Seawatching gets me a bit fired up. So much so that I forget to take any photos for the blog so here is another naked post...
Before the seawatching there have been a few interesting patch sightings this week, mostly while out on dog walks before work.
On Monday, a year first Spotted Flycatcher flew into our village from the coast path. It was picked up flying over open fields where it looked decidedly unusual, until it perched up in a village tree briefly before vanishing not to be seen again.
On Tuesday there was a proper garden event of the mega kind.
I had noticed a bird soaring over fields behind us so dived indoors for my binoculars to get a better look. With the naked eye, at range, Marsh Harrier was considered but through the glass only a juv Lesser black back could be found. As I scanned a bit further, a small flock of birds high to the West in direct flight caught my attention as they flew North. The formation was a straight line of 4 with a single higher up. Usually these type of sightings here are of Golden Plover or maybe Oystercatchers so I wasn't really concentrating.
That is, until it dawned on me what I was watching. All 5 birds had long bills and legs and best of all, white wing bars translucently back lit! They were Black tailed Godwits! What a superb garden tick. Black tails are a rare bird on my patch, we have no marshes or muddy areas so all sightings are of birds passing by. When I say 'all sightings' I mean the one in 2012 and in 2020 that both involved small parties in spring on seawatches.
Those 5 beauties take my from the garden list seen or heard to 141 species. I wonder what we miss when we are not so lucky?
Also on Tuesday a Raven flew over the garden calling quietly as it went.
Wednesday followed in a similar vein when, at Peggy's lunchtime walk a Willow Tit was calling loudly along the lane. Almost annual in a wider patch context they are not so regular in our village with most local sightings coming from Craster or Boulmer.

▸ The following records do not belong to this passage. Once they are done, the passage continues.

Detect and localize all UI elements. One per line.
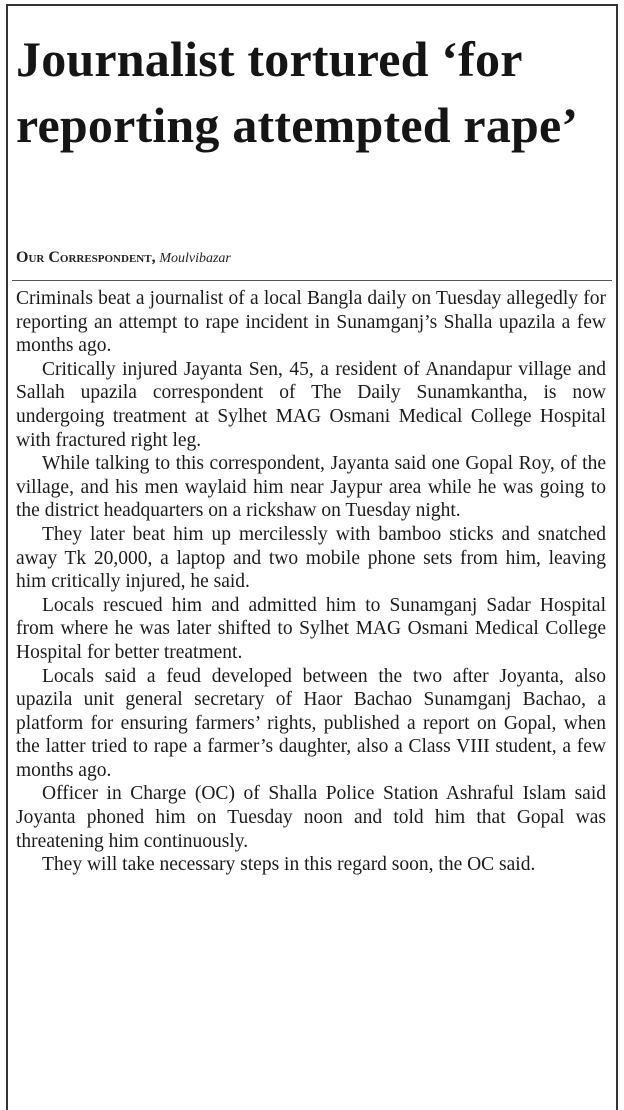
paragraph-5: Locals rescued him and admitted him to Sunamganj Sadar Hospital from where he was later shifted to Sylhet MAG Osmani Medical College Hospital for better treatment. — [16, 594, 606, 663]
byline-divider — [12, 280, 612, 281]
byline — [16, 248, 231, 269]
article-body — [16, 287, 606, 877]
top-border — [6, 4, 618, 6]
paragraph-8: They will take necessary steps in this regard soon, the OC said. — [42, 854, 536, 876]
paragraph-2: Critically injured Jayanta Sen, 45, a resident of Anandapur village and Sallah upazila correspondent of The Daily Sunamkantha, is now undergoing treatment at Sylhet MAG Osmani Medical College Hospital with fractured right leg. — [16, 358, 606, 451]
headline: Journalist tortured ‘for reporting attempted rape’ — [16, 31, 579, 153]
byline-location: Moulvibazar — [159, 251, 231, 266]
left-border — [6, 4, 8, 1110]
paragraph-3: While talking to this correspondent, Jayanta said one Gopal Roy, of the village, and his men waylaid him near Jaypur area while he was going to the district headquarters on a rickshaw on Tuesday night. — [16, 453, 606, 522]
right-border — [616, 4, 618, 1110]
paragraph-4: They later beat him up mercilessly with bamboo sticks and snatched away Tk 20,000, a laptop and two mobile phone sets from him, leaving him critically injured, he said. — [16, 523, 606, 593]
byline-author: Our Correspondent, — [16, 249, 156, 266]
paragraph-6: Locals said a feud developed between the two after Joyanta, also upazila unit general secretary of Haor Bachao Sunamganj Bachao, a platform for ensuring farmers’ rights, published a report on Gopal, when the latter tried to rape a farmer’s daughter, also a Class VIII student, a few months ago. — [16, 665, 606, 781]
paragraph-1: Criminals beat a journalist of a local Bangla daily on Tuesday allegedly for reporting an attempt to rape incident in Sunamganj’s Shalla upazila a few months ago. — [16, 288, 606, 357]
paragraph-7: Officer in Charge (OC) of Shalla Police Station Ashraful Islam said Joyanta phoned him on Tuesday noon and told him that Gopal was threatening him continuously. — [16, 783, 606, 852]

Now to Thursday. A large high pressure over the north Atlantic was providing a flow of air from south of Newfoundland, past southern Iceland and over the top of Scotland giving a brisk northerly down the Norwegian coast into the North Sea. Conditions that would surely give us a few seabirds passing. This merited a two seawatch day.
Seawatch 1. Cullernose Point 6am - 7.30am
Slower than expected.
Sooty Shearwater 8N
Manx Shearwater 1N
Arctic Skua 1N 1 S
Common Scoter 4N
Red breasted Merganser 2S
Roseate Tern 4
Arctic Tern 1
Sandwich Tern 3
Then it was time to get to work wondering if things would pick up later. I'm pleased to say it did but not by much.
Seawatch 2. 3.45pm - 6.15pm Rounding the wave watching to a nice 4 hours.
Sooty Shearwater 33N
Manx Shearwater 19N
Skua sp ( down as Arctic but it was a Long tailed on hindsight. Dropped a bollock there) A dark juv was very small directly alongside a Manx it was around the same size. It then almost collided with a huge Bonxie lifting off the sea making it look like a tern it was so slim. At one stage a Sooty flushed by the Bonxie that was being agitated by the Long tail all in one scope view as a Manx went past.
Wigeon 2N first of autumn.
Bar tailed Godwit 1 sum plum N
Whimbrel 1 N
Grey Plover 2 sum plum N
Purple Sandpiper 1N
Roseate Tern 1ad 1 juv
Sandwich, Common and Arctic Terns lingering.
Red throated Diver 1S
A small group of 3 Bottle nosed Dolphins lingered off the point.
Not too bad, but no cigar. maybe over the Bank Holiday weekend? Still, mustn't grumble, its been a reasonable week around the home tetrad.